Nahel, jeune homme de 17 ans, est mort dans la matinée du 27 juin à Nanterre. Il me semble qu’on a le droit, au regard des désordres, violences et incendies s’accroissant chaque nuit – à Nanterre et ailleurs -, à l’écoute des réactions politiques, sportives et médiatiques diverses et contrastées, face aux propos présidentiels et ministériels, de formuler un certain nombre de remarques qui n’auront plus besoin, comme au premier jour, de passer par le chemin obligatoire de l’hommage à la famille et de la compassion pour son chagrin et sa douleur. Cela a été fait. Nahel faisait l’objet de douze mentions au fichier des antécédents judiciaires pour refus d’obtempérer, stupéfiants et conduite sans permis. Le 24 juin notamment, il avait déjà commis un refus d’obtempérer et devait comparaître au mois de septembre devant le juge des enfants.
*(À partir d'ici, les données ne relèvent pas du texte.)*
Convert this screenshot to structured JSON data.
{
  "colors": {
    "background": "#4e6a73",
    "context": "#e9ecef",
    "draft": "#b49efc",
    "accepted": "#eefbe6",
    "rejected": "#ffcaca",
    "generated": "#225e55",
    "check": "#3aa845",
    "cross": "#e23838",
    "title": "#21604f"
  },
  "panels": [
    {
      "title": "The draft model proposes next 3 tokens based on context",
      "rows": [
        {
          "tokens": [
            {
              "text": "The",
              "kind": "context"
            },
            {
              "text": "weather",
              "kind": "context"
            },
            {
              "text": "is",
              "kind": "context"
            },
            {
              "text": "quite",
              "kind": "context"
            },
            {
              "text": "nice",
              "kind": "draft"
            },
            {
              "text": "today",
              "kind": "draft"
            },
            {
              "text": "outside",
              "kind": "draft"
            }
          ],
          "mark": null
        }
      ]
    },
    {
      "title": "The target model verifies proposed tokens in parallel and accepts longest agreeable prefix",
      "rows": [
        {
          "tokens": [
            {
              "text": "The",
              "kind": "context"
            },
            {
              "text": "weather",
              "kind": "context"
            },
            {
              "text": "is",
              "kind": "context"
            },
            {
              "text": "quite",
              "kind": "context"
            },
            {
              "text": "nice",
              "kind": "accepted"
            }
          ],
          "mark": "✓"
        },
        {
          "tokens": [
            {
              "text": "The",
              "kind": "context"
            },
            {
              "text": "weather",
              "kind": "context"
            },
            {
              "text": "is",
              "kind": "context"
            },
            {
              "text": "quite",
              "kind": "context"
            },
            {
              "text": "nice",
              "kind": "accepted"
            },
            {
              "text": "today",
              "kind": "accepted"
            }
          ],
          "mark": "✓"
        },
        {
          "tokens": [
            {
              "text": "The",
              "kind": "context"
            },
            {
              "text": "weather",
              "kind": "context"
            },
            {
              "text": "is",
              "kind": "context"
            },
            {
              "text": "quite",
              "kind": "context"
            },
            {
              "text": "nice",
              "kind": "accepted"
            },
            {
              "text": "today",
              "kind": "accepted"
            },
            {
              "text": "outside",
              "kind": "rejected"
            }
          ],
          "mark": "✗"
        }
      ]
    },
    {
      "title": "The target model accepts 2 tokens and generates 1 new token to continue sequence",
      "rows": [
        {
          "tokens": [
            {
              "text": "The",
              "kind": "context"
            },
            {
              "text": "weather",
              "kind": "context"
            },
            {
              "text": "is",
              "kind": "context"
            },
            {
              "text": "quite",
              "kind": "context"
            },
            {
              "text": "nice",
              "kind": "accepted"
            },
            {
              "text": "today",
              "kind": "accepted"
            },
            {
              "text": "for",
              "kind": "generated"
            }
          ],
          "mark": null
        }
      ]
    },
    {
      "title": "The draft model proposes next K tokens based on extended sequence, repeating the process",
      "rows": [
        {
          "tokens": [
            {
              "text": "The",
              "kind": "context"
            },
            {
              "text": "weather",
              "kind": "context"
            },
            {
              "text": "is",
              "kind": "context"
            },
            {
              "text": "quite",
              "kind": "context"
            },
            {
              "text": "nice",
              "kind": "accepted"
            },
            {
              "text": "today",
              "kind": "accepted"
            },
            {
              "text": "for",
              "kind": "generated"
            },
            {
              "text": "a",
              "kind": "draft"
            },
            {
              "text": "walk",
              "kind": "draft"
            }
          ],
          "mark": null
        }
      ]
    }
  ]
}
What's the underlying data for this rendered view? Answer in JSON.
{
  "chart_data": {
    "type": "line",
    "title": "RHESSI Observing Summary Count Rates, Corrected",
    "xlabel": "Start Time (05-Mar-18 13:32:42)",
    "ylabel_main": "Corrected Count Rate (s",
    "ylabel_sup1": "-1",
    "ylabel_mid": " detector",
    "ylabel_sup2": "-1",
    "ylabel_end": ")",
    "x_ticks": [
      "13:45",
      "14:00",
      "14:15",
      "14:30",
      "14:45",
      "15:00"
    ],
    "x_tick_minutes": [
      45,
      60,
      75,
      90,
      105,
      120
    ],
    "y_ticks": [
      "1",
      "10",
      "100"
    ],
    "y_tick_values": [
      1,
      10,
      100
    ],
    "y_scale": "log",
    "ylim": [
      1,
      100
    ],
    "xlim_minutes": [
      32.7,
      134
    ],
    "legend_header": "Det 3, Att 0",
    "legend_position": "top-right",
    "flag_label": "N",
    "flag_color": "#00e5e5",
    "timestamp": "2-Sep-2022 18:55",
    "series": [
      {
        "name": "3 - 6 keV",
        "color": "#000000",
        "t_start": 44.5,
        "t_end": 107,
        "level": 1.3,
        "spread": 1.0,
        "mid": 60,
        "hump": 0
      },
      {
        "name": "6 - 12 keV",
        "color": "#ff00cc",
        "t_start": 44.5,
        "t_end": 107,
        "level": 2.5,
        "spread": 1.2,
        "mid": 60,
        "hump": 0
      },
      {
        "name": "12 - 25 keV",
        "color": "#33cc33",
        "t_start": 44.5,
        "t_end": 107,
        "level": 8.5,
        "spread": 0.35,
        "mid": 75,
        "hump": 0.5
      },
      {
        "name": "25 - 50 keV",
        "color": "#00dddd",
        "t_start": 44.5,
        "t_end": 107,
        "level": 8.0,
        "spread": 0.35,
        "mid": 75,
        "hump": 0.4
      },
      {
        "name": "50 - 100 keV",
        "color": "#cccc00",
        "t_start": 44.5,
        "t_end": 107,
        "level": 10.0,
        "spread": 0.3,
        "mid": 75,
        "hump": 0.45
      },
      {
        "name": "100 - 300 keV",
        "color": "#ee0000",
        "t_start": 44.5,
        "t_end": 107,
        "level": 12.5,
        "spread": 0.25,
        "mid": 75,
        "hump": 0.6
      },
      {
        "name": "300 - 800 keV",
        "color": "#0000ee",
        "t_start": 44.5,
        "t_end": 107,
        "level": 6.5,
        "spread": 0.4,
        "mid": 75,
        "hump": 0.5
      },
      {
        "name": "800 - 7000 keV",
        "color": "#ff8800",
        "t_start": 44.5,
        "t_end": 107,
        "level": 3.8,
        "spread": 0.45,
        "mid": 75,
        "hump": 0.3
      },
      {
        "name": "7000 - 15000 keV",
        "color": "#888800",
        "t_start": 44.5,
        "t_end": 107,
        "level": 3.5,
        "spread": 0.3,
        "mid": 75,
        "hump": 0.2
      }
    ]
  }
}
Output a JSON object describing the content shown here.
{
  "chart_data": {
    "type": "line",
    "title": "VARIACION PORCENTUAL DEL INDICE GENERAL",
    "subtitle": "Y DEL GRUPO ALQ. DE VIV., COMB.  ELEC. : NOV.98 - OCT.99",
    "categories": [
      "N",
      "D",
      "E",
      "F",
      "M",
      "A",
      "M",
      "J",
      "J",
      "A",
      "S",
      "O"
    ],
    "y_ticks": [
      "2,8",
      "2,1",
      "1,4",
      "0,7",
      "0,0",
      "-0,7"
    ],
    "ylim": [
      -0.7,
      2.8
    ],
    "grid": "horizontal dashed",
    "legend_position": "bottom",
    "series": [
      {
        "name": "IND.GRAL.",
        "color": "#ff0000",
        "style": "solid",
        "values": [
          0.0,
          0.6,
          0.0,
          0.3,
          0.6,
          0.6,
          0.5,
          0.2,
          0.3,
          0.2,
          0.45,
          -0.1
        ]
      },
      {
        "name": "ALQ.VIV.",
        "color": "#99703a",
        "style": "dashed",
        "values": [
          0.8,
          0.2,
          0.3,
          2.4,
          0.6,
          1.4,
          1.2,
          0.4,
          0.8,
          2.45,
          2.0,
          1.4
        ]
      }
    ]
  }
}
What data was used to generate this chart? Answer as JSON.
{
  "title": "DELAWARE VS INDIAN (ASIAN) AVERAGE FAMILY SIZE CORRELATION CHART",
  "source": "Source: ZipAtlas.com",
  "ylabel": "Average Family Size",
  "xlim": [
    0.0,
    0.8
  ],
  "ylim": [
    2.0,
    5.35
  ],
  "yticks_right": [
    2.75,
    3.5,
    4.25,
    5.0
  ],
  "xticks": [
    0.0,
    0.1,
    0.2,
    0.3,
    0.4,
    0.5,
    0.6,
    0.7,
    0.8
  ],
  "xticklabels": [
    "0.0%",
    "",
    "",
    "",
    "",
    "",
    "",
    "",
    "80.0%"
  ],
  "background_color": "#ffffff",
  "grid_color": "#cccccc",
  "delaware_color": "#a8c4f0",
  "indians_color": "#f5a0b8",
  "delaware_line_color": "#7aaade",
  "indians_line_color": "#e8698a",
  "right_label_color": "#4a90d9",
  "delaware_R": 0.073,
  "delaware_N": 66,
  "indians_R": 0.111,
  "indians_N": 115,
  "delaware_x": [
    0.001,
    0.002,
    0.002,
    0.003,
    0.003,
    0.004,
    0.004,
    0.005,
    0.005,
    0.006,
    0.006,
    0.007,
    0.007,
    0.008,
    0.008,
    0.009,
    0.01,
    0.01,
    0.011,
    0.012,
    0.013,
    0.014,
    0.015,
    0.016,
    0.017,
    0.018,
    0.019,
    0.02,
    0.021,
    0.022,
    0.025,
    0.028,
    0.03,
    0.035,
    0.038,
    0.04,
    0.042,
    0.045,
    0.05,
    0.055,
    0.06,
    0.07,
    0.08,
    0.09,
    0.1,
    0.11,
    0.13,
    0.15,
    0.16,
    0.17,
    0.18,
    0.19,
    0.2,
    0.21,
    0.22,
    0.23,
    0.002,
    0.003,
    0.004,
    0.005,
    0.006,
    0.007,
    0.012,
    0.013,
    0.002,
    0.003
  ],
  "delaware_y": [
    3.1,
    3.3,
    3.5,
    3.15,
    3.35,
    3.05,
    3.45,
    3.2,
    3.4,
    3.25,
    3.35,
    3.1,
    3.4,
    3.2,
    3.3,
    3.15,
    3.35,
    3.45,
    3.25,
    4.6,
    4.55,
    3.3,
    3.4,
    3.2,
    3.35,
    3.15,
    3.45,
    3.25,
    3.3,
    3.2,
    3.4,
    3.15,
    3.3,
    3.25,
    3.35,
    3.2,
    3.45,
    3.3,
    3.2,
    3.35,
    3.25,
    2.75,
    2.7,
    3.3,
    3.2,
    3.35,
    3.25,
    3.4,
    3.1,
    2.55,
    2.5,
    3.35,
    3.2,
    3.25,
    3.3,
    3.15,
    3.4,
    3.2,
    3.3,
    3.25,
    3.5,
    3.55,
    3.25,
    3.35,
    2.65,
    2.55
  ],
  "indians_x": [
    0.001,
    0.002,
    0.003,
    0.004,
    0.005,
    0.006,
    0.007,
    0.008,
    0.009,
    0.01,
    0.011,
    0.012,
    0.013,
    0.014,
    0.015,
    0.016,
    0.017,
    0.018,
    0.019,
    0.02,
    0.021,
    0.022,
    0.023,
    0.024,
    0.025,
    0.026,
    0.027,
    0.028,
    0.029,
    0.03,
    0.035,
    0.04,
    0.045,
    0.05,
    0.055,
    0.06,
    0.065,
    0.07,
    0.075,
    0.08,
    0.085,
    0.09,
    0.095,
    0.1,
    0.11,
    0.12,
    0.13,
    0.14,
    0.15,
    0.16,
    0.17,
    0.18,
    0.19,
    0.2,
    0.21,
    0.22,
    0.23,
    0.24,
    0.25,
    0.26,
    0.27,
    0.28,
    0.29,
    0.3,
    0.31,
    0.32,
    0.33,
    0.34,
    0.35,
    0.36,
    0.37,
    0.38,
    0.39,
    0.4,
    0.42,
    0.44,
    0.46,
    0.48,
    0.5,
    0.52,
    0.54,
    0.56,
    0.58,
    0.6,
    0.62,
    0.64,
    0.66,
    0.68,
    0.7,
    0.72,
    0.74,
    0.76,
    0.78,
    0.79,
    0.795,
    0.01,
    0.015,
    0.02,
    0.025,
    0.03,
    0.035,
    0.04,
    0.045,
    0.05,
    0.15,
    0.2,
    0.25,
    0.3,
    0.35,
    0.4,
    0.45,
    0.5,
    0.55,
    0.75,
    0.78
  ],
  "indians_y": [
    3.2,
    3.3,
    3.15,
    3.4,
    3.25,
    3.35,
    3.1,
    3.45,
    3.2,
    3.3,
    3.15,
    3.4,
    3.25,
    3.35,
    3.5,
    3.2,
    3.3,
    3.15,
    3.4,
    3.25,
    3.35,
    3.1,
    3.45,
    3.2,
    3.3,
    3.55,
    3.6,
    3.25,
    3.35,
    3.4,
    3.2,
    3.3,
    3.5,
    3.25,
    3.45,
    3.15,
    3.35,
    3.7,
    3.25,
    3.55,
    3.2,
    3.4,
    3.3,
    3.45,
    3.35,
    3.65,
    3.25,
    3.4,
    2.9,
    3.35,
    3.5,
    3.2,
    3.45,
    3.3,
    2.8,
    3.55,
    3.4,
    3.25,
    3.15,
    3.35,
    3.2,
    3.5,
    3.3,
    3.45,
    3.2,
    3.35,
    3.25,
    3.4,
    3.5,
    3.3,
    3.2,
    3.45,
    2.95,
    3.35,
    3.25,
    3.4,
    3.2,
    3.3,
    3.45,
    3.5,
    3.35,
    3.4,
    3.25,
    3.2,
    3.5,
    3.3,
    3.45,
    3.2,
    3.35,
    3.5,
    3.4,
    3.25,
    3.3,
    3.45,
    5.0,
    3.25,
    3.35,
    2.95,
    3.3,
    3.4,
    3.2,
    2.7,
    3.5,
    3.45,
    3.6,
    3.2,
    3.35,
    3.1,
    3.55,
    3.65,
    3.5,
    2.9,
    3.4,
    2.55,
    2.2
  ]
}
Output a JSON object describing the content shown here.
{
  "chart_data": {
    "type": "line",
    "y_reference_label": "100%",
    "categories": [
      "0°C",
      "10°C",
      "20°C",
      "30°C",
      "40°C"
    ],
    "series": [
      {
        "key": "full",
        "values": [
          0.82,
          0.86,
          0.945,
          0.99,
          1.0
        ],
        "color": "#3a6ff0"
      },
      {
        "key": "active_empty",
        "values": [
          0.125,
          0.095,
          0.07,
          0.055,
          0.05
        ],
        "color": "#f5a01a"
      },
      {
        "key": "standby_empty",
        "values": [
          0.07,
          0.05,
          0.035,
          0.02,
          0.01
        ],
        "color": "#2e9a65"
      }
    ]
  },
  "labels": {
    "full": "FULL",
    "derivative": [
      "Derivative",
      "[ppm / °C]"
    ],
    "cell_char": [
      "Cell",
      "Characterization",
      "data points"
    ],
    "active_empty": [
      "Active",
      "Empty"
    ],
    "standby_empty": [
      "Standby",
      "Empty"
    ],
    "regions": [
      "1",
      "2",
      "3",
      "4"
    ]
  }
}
Le 27 juin, pourtant, il en renouvelait un dans les circonstances que l’on sait alors qu’il se trouvait, sans permis, au volant d’une Mercedes orange avec une plaque polonaise.
Un président de la République « gnangnan »
C’est ce processus caractérisé par un contrôle par deux motards de la police, dont un brigadier, puis la tentative de s’y soustraire, qui entraînait le coup de feu en définitive mortel dans la poitrine de Nahel – tiré par le brigadier. Le refus d’obtempérer ne justifie évidemment pas le coup de feu fatal mais sans cette fuite, qui résulte de la responsabilité exclusive de Nahel qui se savait une nouvelle fois en faute, l’issue tragique n’aurait pas eu lieu. Le brigadier de police (Florian M) faisait l’objet de bons renseignements. Il a été mis en examen pour homicide volontaire et placé en détention provisoire à la prison de la Santé. Il va interjeter appel. D’une vidéo, il semble résulter qu’au moment où Nahel redémarre pour fuir, personne ne se trouve devant le véhicule et donc que le fonctionnaire de police fait usage de son arme sans être personnellement menacé. C’est tout ce qu’on peut affirmer en l’état.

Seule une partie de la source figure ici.